Avec Lamartine, tout fut changé, et tout le monde eut la claire perception que tout était changé. On avait eu des marqueteries laborieuses, de délicats filigranes, ouvrages de patience, élégants, étriqués. La facilité qui fut plus tard l’écueil de Lamartine fut d’abord son charme. Tout coulait de source chez lui ; on sentait le jeu d’une force naturelle, le mouvement, la chaleur de la vie profonde. Ce n’était plus de la poésie au compte-gouttes : c’était un large fleuve, un torrent, un glissement de nappes étalées, un tumulte de flots entrechoqués dans un élan vertigineux. Un Niagara de poésie, après les serpentines et les cascatelles de jardins anglais que nous avions connues jusqu’ici.

Là fut la nouveauté des Méditations. A l’analyse, elles n’offrent aucun élément qui ne soit déjà catalogué. Mais, à l’essai, l’impression est de quelque chose qu’on n’a jamais vu. L’intensité, l’énergie sont inouïes. L’idée de la poésie est la même ; la qualité est nouvelle et singulière.

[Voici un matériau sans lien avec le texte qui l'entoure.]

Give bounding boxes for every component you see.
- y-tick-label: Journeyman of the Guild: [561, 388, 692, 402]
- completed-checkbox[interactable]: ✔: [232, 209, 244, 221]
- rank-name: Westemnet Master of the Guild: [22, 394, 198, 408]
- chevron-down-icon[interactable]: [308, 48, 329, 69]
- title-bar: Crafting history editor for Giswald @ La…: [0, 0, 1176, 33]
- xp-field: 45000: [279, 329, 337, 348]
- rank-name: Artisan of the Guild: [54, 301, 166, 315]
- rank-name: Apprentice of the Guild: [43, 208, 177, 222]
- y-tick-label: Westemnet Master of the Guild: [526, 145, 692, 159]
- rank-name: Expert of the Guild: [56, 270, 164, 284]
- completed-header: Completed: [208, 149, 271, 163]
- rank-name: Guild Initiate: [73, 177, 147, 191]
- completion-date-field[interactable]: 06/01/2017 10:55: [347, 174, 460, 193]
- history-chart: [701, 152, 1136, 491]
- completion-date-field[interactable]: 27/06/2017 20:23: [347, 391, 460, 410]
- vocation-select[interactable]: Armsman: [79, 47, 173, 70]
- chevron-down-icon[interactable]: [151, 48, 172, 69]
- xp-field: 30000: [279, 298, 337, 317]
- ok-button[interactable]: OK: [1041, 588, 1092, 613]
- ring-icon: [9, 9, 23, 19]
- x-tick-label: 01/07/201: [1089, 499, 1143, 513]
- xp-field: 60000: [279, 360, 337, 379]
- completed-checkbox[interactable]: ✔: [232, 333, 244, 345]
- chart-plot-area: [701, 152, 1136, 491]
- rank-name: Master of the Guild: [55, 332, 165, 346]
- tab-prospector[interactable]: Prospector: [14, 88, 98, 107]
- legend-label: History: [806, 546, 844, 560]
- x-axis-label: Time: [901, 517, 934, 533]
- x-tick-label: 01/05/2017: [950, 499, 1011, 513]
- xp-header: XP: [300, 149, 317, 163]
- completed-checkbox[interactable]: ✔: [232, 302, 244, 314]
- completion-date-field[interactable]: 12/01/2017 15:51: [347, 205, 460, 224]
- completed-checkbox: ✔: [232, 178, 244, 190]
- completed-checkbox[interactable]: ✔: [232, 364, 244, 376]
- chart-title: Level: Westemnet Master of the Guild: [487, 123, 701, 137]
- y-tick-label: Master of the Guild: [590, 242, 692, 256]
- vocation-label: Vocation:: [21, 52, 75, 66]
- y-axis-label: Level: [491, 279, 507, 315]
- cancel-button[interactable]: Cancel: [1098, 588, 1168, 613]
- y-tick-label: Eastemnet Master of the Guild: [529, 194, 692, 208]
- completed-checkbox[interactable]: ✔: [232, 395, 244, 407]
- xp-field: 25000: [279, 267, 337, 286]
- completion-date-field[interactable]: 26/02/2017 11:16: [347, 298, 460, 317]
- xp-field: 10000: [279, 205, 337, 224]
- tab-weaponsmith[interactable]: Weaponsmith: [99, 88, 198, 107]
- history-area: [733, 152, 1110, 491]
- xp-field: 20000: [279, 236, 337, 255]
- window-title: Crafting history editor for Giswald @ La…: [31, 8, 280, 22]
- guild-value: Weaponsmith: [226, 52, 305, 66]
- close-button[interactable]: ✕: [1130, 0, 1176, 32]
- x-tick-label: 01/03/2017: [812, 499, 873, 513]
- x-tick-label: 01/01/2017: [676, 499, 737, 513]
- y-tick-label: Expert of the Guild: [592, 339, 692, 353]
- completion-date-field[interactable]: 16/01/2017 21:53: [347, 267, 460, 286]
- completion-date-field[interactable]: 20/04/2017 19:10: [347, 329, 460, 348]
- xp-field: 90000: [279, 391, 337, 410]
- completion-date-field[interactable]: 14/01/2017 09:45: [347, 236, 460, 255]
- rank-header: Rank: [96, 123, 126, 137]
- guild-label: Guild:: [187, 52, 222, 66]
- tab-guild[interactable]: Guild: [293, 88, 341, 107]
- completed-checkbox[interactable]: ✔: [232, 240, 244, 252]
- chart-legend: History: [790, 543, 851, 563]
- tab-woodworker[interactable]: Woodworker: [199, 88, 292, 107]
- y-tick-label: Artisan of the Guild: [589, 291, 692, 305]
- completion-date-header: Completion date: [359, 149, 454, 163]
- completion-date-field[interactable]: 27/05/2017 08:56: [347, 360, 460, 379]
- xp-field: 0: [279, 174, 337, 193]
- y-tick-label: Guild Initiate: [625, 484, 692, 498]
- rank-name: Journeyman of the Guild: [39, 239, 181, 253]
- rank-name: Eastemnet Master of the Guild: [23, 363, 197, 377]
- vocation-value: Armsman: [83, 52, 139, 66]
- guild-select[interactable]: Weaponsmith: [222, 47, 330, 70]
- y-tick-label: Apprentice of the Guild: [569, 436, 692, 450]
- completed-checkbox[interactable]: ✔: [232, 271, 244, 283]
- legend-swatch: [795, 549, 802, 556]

Les proportions sont changées : avant Lamartine, ce qu’on appelait la poésie française, c’était de l’intelligence traversée par instants de lueurs poétiques. Lamartine, lui, nous offre une éruption prodigieuse de sensibilité qui ne laisse plus de place qu’à une activité diminuée de l’intelligence. Pour mieux dire, l’activité intellectuelle est remplacée par l’inquiétude intellectuelle. La curiosité des grands problèmes de la destinée humaine n’est point le commencement d’un effort méthodique de pensée philosophique : elle détermine des états fiévreux et convulsifs, des affections, des émotions.